Nach der Absetzung der Late-Night-Show von Jimmy Kimmel beim US-Sender ABC, geht US-Präsident Donald Trump in die Offensive und droht nun direkt den Sendeanstalten. Seine Drohung folgt auf die Kontroverse um Kimmels Äußerungen und die anschließende Absetzung der Sendung, die Trump als Sieg über „Fake News“ feierte.
Trump argumentiert, dass viele TV-Sender eine „linke Voreingenommenheit“ aufweisen und ihre Plattformen nutzen, um seine Regierung und seine Anhänger zu diffamieren. Er wirft den Sendern vor, „Fake News“ zu verbreiten und eine einseitige Berichterstattung zu betreiben.
Drohungen mit Konsequenzen
In einer Reihe von Tweets und Reden hat Trump nun den Sendeanstalten mit Konsequenzen gedroht, sollten sie ihre angebliche Voreingenommenheit nicht ändern. Er deutete an, dass er rechtliche Schritte prüfen lasse, um gegen die Sender vorzugehen.

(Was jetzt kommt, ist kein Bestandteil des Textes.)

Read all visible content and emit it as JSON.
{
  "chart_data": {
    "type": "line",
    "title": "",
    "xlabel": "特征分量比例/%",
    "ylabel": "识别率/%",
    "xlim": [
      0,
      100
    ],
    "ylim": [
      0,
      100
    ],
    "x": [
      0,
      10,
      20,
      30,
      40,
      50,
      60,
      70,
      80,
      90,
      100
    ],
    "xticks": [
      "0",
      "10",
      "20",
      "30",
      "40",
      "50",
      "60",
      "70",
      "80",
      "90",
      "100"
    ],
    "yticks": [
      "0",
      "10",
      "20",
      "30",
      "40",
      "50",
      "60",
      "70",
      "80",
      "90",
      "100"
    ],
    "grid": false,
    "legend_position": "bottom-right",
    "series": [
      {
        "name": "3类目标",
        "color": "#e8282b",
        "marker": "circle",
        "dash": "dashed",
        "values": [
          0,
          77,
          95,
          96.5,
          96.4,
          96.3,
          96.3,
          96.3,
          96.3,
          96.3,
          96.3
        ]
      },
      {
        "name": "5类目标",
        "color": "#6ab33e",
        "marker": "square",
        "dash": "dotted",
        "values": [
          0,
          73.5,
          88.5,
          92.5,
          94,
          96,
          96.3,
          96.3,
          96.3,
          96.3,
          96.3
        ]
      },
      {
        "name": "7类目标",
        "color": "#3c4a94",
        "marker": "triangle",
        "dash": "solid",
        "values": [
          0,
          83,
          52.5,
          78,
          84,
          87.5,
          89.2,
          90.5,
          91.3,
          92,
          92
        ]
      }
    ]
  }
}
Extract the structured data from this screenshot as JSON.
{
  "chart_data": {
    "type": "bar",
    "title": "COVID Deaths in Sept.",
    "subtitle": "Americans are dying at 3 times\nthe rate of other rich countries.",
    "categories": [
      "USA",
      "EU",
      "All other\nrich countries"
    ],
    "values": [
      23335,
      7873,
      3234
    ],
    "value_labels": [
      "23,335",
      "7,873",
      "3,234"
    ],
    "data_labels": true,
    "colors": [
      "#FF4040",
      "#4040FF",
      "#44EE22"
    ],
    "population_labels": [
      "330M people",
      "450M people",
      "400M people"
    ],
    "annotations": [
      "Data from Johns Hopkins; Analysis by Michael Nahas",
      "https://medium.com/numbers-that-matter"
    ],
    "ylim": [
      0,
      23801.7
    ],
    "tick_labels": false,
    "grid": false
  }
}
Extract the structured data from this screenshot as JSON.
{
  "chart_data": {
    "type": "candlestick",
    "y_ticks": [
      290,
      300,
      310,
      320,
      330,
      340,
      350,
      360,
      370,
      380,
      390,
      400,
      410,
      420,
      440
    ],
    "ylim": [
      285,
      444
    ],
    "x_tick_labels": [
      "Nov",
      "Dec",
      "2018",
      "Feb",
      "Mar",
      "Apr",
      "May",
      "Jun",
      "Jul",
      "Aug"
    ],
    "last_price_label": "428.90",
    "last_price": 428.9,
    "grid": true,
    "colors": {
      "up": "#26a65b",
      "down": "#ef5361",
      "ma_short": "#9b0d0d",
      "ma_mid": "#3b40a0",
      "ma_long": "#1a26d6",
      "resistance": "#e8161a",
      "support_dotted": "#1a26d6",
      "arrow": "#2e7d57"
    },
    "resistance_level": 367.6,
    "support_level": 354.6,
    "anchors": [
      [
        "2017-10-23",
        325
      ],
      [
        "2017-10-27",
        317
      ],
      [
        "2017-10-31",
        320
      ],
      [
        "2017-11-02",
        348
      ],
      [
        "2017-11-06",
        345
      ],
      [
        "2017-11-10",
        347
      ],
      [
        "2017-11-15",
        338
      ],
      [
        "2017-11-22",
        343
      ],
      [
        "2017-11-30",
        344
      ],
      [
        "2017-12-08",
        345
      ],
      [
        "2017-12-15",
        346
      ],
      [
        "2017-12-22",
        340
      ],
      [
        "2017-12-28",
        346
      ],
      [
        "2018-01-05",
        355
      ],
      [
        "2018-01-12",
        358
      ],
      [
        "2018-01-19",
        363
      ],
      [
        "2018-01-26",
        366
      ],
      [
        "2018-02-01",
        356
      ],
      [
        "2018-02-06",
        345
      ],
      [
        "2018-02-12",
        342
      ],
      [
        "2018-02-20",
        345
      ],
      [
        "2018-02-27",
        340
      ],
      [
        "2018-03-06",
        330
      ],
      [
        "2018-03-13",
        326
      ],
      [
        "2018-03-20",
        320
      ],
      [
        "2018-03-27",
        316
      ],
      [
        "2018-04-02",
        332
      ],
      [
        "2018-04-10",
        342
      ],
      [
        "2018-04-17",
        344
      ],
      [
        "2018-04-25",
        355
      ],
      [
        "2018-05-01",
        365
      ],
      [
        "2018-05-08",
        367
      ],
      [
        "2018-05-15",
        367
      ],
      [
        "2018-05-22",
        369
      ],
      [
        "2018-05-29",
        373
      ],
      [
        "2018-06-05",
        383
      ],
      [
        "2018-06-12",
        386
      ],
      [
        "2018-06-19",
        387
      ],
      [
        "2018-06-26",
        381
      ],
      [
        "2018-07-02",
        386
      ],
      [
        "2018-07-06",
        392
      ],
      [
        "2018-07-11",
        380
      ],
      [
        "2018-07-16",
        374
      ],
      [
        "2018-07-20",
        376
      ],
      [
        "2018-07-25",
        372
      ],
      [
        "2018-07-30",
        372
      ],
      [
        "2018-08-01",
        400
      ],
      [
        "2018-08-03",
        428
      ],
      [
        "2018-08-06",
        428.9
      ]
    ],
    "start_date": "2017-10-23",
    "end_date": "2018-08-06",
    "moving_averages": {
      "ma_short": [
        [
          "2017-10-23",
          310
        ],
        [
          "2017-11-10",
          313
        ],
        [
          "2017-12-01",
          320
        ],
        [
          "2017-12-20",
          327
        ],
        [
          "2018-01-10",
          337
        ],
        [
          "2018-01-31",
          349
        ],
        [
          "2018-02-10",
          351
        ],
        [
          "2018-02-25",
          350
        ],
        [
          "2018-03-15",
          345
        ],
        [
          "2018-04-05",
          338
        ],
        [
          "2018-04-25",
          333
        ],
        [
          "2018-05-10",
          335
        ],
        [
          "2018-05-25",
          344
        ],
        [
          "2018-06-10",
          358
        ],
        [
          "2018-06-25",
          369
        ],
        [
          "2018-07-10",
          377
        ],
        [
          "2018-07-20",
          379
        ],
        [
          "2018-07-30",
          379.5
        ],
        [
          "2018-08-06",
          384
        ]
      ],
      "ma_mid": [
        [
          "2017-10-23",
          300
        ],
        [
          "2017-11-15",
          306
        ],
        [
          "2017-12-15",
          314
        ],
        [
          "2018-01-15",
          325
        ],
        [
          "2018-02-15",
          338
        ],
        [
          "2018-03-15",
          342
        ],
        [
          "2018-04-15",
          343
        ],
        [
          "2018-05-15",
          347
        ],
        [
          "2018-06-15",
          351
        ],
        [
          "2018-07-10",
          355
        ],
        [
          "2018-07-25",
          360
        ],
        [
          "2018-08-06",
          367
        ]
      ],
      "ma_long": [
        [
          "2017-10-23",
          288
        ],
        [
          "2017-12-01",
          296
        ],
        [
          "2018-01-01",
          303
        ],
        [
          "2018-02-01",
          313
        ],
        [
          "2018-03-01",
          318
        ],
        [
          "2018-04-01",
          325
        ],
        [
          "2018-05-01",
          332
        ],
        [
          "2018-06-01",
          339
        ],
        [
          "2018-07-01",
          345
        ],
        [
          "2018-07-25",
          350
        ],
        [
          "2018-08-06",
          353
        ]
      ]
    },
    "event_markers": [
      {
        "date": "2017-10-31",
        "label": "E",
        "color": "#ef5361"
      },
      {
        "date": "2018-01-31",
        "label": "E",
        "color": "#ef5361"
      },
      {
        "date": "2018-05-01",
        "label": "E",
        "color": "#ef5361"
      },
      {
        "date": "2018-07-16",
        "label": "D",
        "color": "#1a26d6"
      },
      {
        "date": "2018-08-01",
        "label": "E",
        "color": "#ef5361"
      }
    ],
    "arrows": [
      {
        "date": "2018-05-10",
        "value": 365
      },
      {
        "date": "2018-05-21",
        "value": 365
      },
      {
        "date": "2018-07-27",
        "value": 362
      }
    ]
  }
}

„Wir können nicht zulassen, dass diese Sender weiterhin Lügen verbreiten und unsere Bürger manipulieren“, erklärte Trump. „Es wird Konsequenzen geben, wenn sie ihre Voreingenommenheit nicht ändern.“
Kritik an Trumps Angriff auf die Medien
Trumps Angriffe auf die Medien stoßen auf breite Kritik. Journalistengewerkschaften und Bürgerrechtsorganisationen warnen vor einer Gefährdung der Pressefreiheit und der Demokratie. Sie betonen, dass die Medien eine wichtige Kontrollfunktion ausüben und es ihre Aufgabe ist, die Regierung kritisch zu begleiten.
„Trumps Drohungen sind ein Angriff auf die Pressefreiheit“, sagte ein Sprecher der Reporter ohne Grenzen. „Journalisten müssen in der Lage sein, frei und unabhängig zu berichten, ohne Angst vor Repressalien haben zu müssen.“
Unklar, welche Maßnahmen Trump plant
Es ist derzeit unklar, welche konkreten Maßnahmen Trump gegen die TV-Sender plant. Er könnte versuchen, die Lizenzvergabe zu beeinflussen oder Steuervorteile zu streichen. Es ist aber auch möglich, dass es sich lediglich um leere Drohungen handelt, um die Sender einzuschüchtern und seine Anhänger zu mobilisieren.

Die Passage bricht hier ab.